エージェント契約ではタレントがすべての決定権を持ち、映画などの出演交渉などをエージェント契約した会社に業務委託する形になります。委託された事務所側は映画会社などとの仲介業務が基本となり、ほかの余計なことはしません。よって、レッスンも宣材写真の撮影や手配、スキャンダル対応なども、それぞれの業務が個別に外注することになったとしても原則的にはすべてタレントが責任を持って対応することになります。
タレントがマネージャーを雇っているような関係なので、事務所にタレントが所属しているマネジメント契約の逆です。エージェント契約はタレントに自由がある反面、「面倒見てもらえない」ということになります。この違い、大事なことなので覚えておいてください。
収録現場にマネージャーが立ち会わない理由
さて、エージェント契約とマネジメント契約の違いを理解したうえで声優業界を見てみましょう。
声優業界ではフリーや個人事務所の人以外は基本的に声優事務所に「所属」という形をとっているので一見するとマネジメント契約のように見えます。しかし、芸能界と比較すると、先にお話ししたように事務所の取り分が少ないことに起因して、声優業界では事務所側が《タレント=声優》に割くことのできる労力は限定されてしまいます。そのため声優事務所がタレントに接する姿勢は、ひとりの才能を手厚く育成/フォローするというより、仕事を仲介したりスケジュールを管理したりする事務的な性格が強くなります。

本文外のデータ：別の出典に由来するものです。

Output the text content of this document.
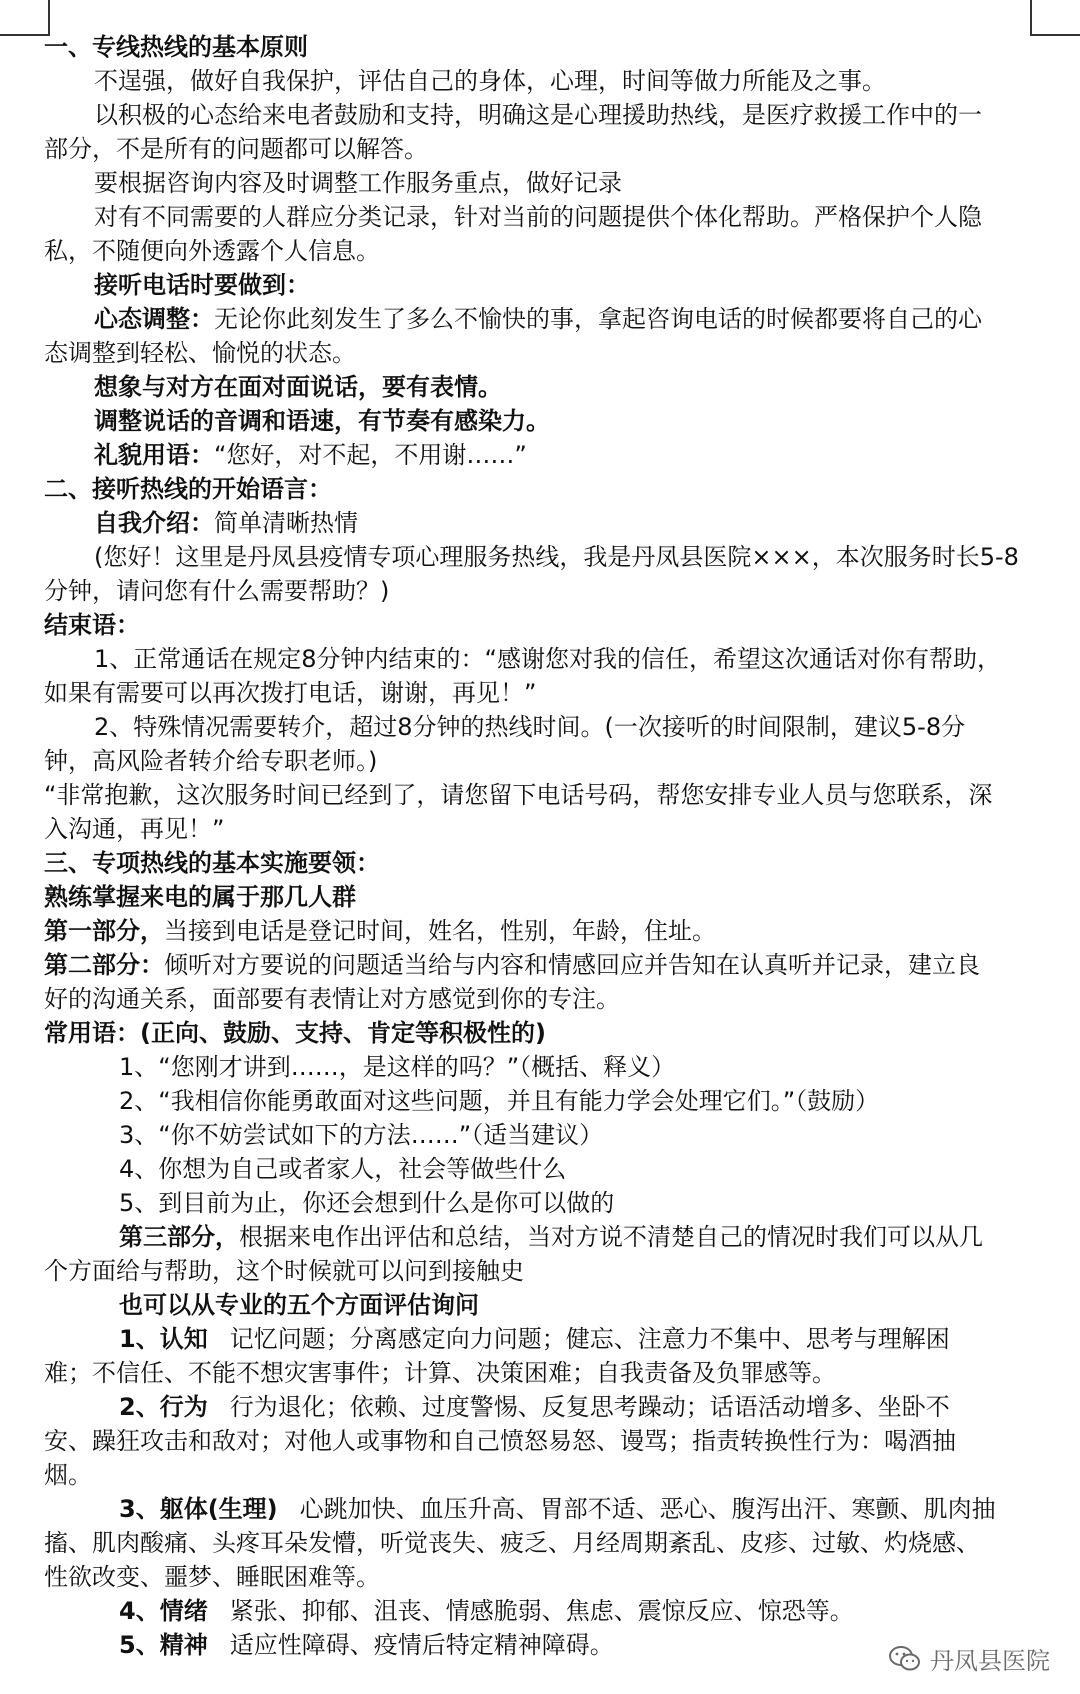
一、专线热线的基本原则
不逞强，做好自我保护，评估自己的身体，心理，时间等做力所能及之事。
以积极的心态给来电者鼓励和支持，明确这是心理援助热线，是医疗救援工作中的一
部分，不是所有的问题都可以解答。
要根据咨询内容及时调整工作服务重点，做好记录
对有不同需要的人群应分类记录，针对当前的问题提供个体化帮助。严格保护个人隐
私，不随便向外透露个人信息。
接听电话时要做到：
心态调整：无论你此刻发生了多么不愉快的事，拿起咨询电话的时候都要将自己的心
态调整到轻松、愉悦的状态。
想象与对方在面对面说话，要有表情。
调整说话的音调和语速，有节奏有感染力。
礼貌用语：“您好，对不起，不用谢……”
二、接听热线的开始语言：
自我介绍：简单清晰热情
(您好！这里是丹凤县疫情专项心理服务热线，我是丹凤县医院×××，本次服务时长5-8
分钟，请问您有什么需要帮助？)
结束语：
1、正常通话在规定8分钟内结束的：“感谢您对我的信任，希望这次通话对你有帮助，
如果有需要可以再次拨打电话，谢谢，再见！”
2、特殊情况需要转介，超过8分钟的热线时间。(一次接听的时间限制，建议5-8分
钟，高风险者转介给专职老师。)
“非常抱歉，这次服务时间已经到了，请您留下电话号码，帮您安排专业人员与您联系，深
入沟通，再见！”
三、专项热线的基本实施要领：
熟练掌握来电的属于那几人群
第一部分，当接到电话是登记时间，姓名，性别，年龄，住址。
第二部分：倾听对方要说的问题适当给与内容和情感回应并告知在认真听并记录，建立良
好的沟通关系，面部要有表情让对方感觉到你的专注。
常用语：(正向、鼓励、支持、肯定等积极性的)
1、“您刚才讲到……，是这样的吗？”（概括、释义）
2、“我相信你能勇敢面对这些问题，并且有能力学会处理它们。”（鼓励）
3、“你不妨尝试如下的方法……”（适当建议）
4、你想为自己或者家人，社会等做些什么
5、到目前为止，你还会想到什么是你可以做的
第三部分，根据来电作出评估和总结，当对方说不清楚自己的情况时我们可以从几
个方面给与帮助，这个时候就可以问到接触史
也可以从专业的五个方面评估询问
1、认知 记忆问题；分离感定向力问题；健忘、注意力不集中、思考与理解困
难；不信任、不能不想灾害事件；计算、决策困难；自我责备及负罪感等。
2、行为 行为退化；依赖、过度警惕、反复思考躁动；话语活动增多、坐卧不
安、躁狂攻击和敌对；对他人或事物和自己愤怒易怒、谩骂；指责转换性行为：喝酒抽
烟。
3、躯体(生理) 心跳加快、血压升高、胃部不适、恶心、腹泻出汗、寒颤、肌肉抽
搐、肌肉酸痛、头疼耳朵发懵，听觉丧失、疲乏、月经周期紊乱、皮疹、过敏、灼烧感、
性欲改变、噩梦、睡眠困难等。
4、情绪 紧张、抑郁、沮丧、情感脆弱、焦虑、震惊反应、惊恐等。
5、精神 适应性障碍、疫情后特定精神障碍。
丹凤县医院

極端なケースですと、声優事務所はデスクワークだけで仕事が完結します。この場合、アフレコスタジオに台本を取りに行くのは声優本人です。収録現場にもマネージャーは立ち会いません。声優が新人かベテランか、また人気の度合いによって事務所が割くリソースにはグラデーションがありますが、芸能界と比較すれば事務所側の人的リソースは少ない。マンツーマンでマネージャーが対応しているのは、かなりの人気声優だけとなります。人気声優であっても現場に常にマネージャーを帯同するわけではなかったりします。